Victims of asbestos-related cancer have called on the Scottish Government to alter the law to counter insurance companies' "underhand tactics" in compensation cases.
The Herald newspaper reported that Clydeside Action on Asbestos has accused insurance companies of changing the way they date the beginning of illnesses, in a deliberate ploy to get claims thrown out of court.
The award-inning campaign group said insurers are 'time-barring' hundreds of cancer claims.
According to the group, insurance companies have said that if victims do not take up their damages case for the symptomless condition of pleural plaques within three years of diagnosis, they will not be able to claim for any further developments, including the fatal mesothelioma.

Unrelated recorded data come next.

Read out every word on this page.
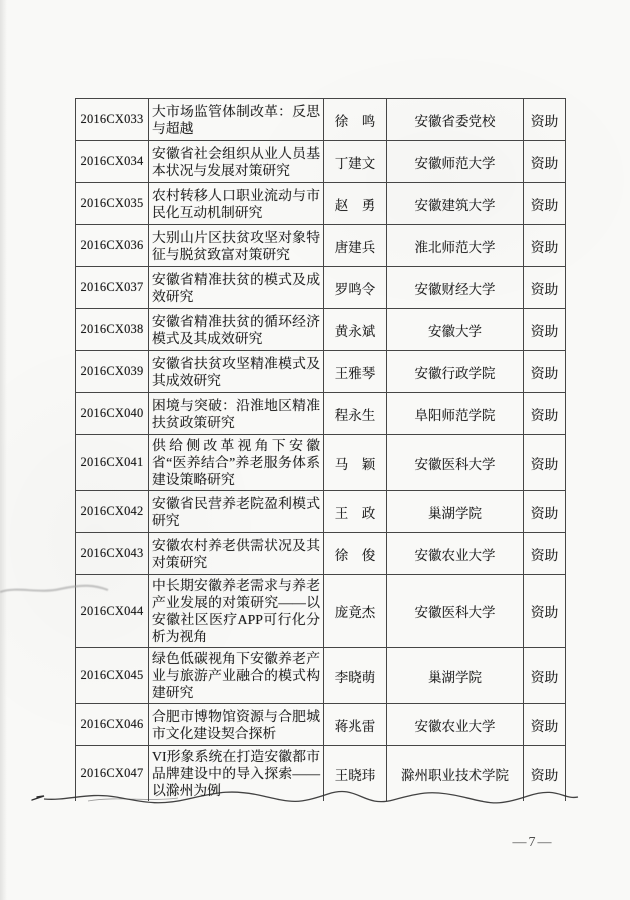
2016CX033	大市场监管体制改革：反思与超越	徐　鸣	安徽省委党校	资助
2016CX034	安徽省社会组织从业人员基本状况与发展对策研究	丁建文	安徽师范大学	资助
2016CX035	农村转移人口职业流动与市民化互动机制研究	赵　勇	安徽建筑大学	资助
2016CX036	大别山片区扶贫攻坚对象特征与脱贫致富对策研究	唐建兵	淮北师范大学	资助
2016CX037	安徽省精准扶贫的模式及成效研究	罗鸣令	安徽财经大学	资助
2016CX038	安徽省精准扶贫的循环经济模式及其成效研究	黄永斌	安徽大学	资助
2016CX039	安徽省扶贫攻坚精准模式及其成效研究	王雅琴	安徽行政学院	资助
2016CX040	困境与突破：沿淮地区精准扶贫政策研究	程永生	阜阳师范学院	资助
2016CX041	供给侧改革视角下安徽省“医养结合”养老服务体系建设策略研究	马　颖	安徽医科大学	资助
2016CX042	安徽省民营养老院盈利模式研究	王　政	巢湖学院	资助
2016CX043	安徽农村养老供需状况及其对策研究	徐　俊	安徽农业大学	资助
2016CX044	中长期安徽养老需求与养老产业发展的对策研究——以安徽社区医疗APP可行化分析为视角	庞竟杰	安徽医科大学	资助
2016CX045	绿色低碳视角下安徽养老产业与旅游产业融合的模式构建研究	李晓萌	巢湖学院	资助
2016CX046	合肥市博物馆资源与合肥城市文化建设契合探析	蒋兆雷	安徽农业大学	资助
2016CX047	VI形象系统在打造安徽都市品牌建设中的导入探索——以滁州为例	王晓玮	滁州职业技术学院	资助
—7—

Phyllis Craig, senior welfare officer at Clydeside Action on Asbestos, accused insurers of being "heartless" and said the move was "just the latest in a long list of underhand tactics".
Scots who contracted cancer after working with asbestos fibres in the shipyards and heavy industries believed they had won their battle for compensation in October last year when Supreme Court judges in London upheld a Scottish Government ruling that gave people with pleural plaques the right to pursue compensation.
But the latest twist in their tale has left them facing meagre compensation of just a few thousand pounds after contracting a deadly illness at work.
Solicitor Chris Gordon said: "We are calling on the Scottish Government to make sure that the insurers do the right thing."
But a Scottish Government spokesman said application of the law was "a matter for the courts."